Hubo una época anterior a las laptops e impresoras y procesadores de texto. Una época en que había que escribir con buen pulso y disfrutar del recio y rimbombante push de las teclas qwerty, en que las marcas famosas no simbolizaban manzanas ni ventanas sino apellidos como Remington, Olympia y Olivetti.
Era la época de los rodillos y timbres y palancas y armazones. La época en que los escritores del siglo XX se sentaban al escritorio con un vaso de whisky y escribían y se equivocaban y volvían a escribir y se volvían a equivocar. Era la época en que escoger una máquina de escribir era un acontecimiento único y memorable. Sabías que podía acompañarte por 20 ó 30 ó 40 años. Escoger una máquina de escribir podía ser mucho más especial incluso que pedirle matrimonio a una mujer. Era una apuesta segura: no habría traición, permanecería a tu lado en las buenas y en las malas, moriría (si moría) luchando en la batalla contra la página en blanco.
Ya no quedan muchos escritores de la vieja guardia. De aquellos que persisten en el casi extinto ritual de colocar un papel y mover un rodillo. Son pocos. Ya no son legión. Hay un Nobel: Gunter Grass. Hay un norteamericano: Cormac McCarthy. Hay un español: Javier Marías. Ningún peruano. Vargas Llosa y Bryce Echenique hace tiempo que cambiaron sus viejas y clásicas Times-Corona por computadoras.
¿A dónde se han ido sus máquinas de escribir entonces? ¿A dónde se han ido todas las máquinas de escribir? A los museos y las salas de exposición, al olor a papel viejo y desinfectante, a los espacios donde viven los souvenirs de un tiempo lejano y simbólico. Algunas se van a subastas y luego a las manos de algún coleccionista. Algunas están olvidadas en algún puesto de cachinas o en el almacén de una vieja casa de mitad del siglo XX.

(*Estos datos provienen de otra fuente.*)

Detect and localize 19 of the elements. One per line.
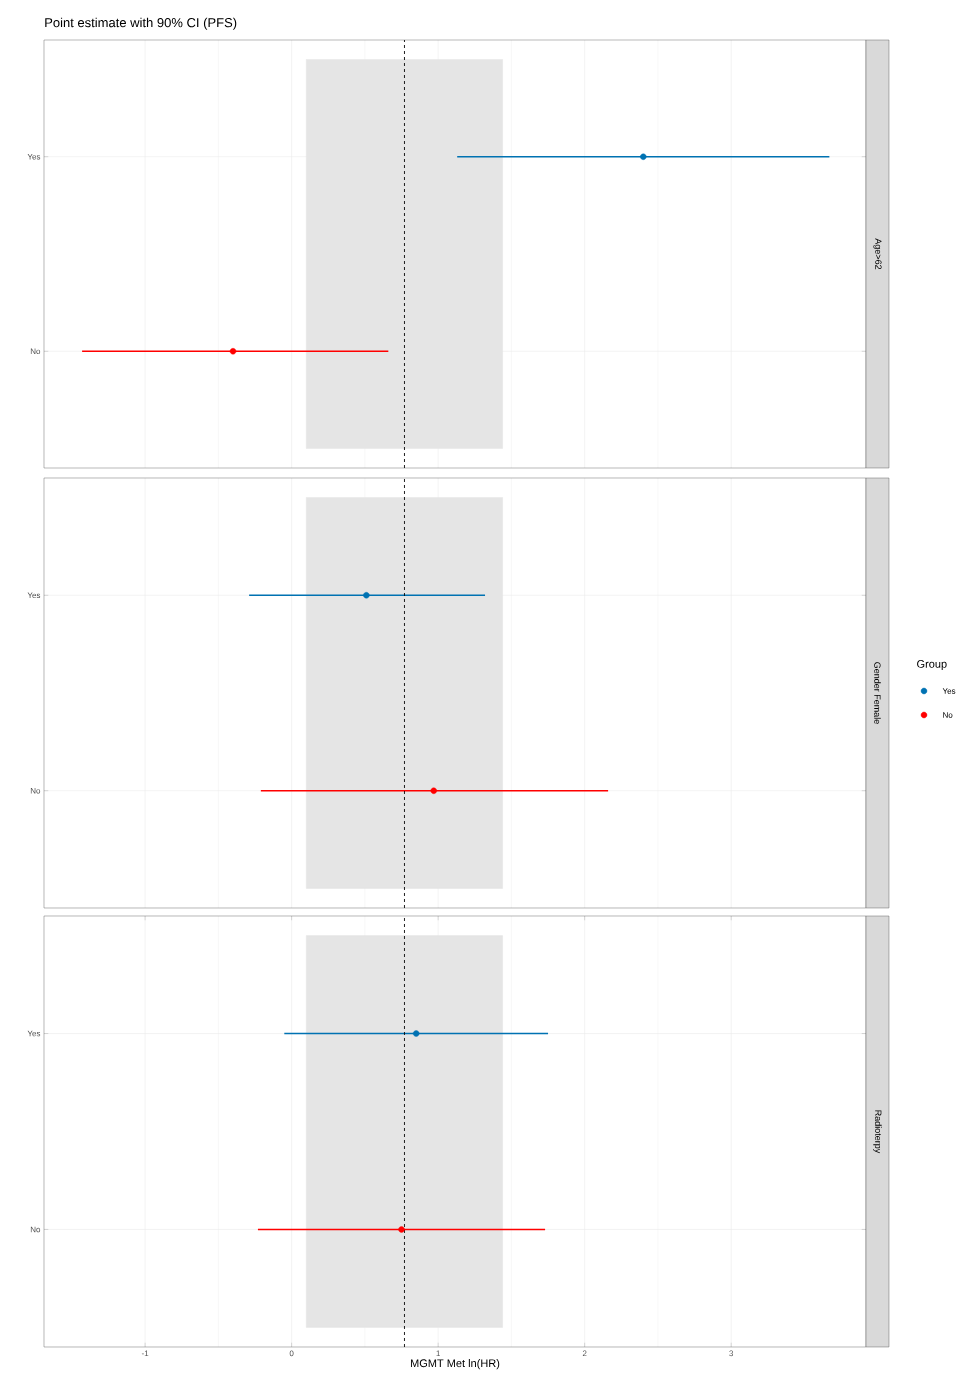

Pero hay una verdad: los escritores de la vieja guardia – los leales y los tránsfugas- no soportan la muerte de un viejo amor. Hay dolor en el deceso de una máquina de escribir. Hay dolor en saber que pertenece al mundo de los objetos perdidos. El 2011 Cormac McCarthy debió despedirse de su vieja Olivetti verde que lo acompañó durante 40 años. No la guardó. La subastó a $ 20 mil dólares y se consiguió una nueva al simbólico precio de $ 11. Prefirió reemplazar el dolor de esa presencia inanimada y llena de historia por el placer de la ausencia y la memoria.
Hay escritores que tienen mayor suerte y mueren en brazos de su vieja máquina de escribir. Así le ocurrió a Julio Ramón Ribeyro, quien nunca vio morir a Olympia porque Olympia se mantuvo firme hasta el día en que él se despidió de este mundo. Hoy Olympia suele ser exhibida año tras año en alguna exposición limeña y encerrada en una pieza de vidrio y a la vista de los voyeurs que disfrutan de su soledad.
Y allí están esas viejas máquinas de escribir, olvidadas por sus dueños y exhibidas como trofeos de guerra. Allí están exhalando el vapor de los témpanos y el reflejo de la muerte aún inextinguible. Son el reflejo de una época cuyo esplendor se ha convertido en el intermitente brillo de una estrella lejana.
Para ellas, mi más sentida compasión.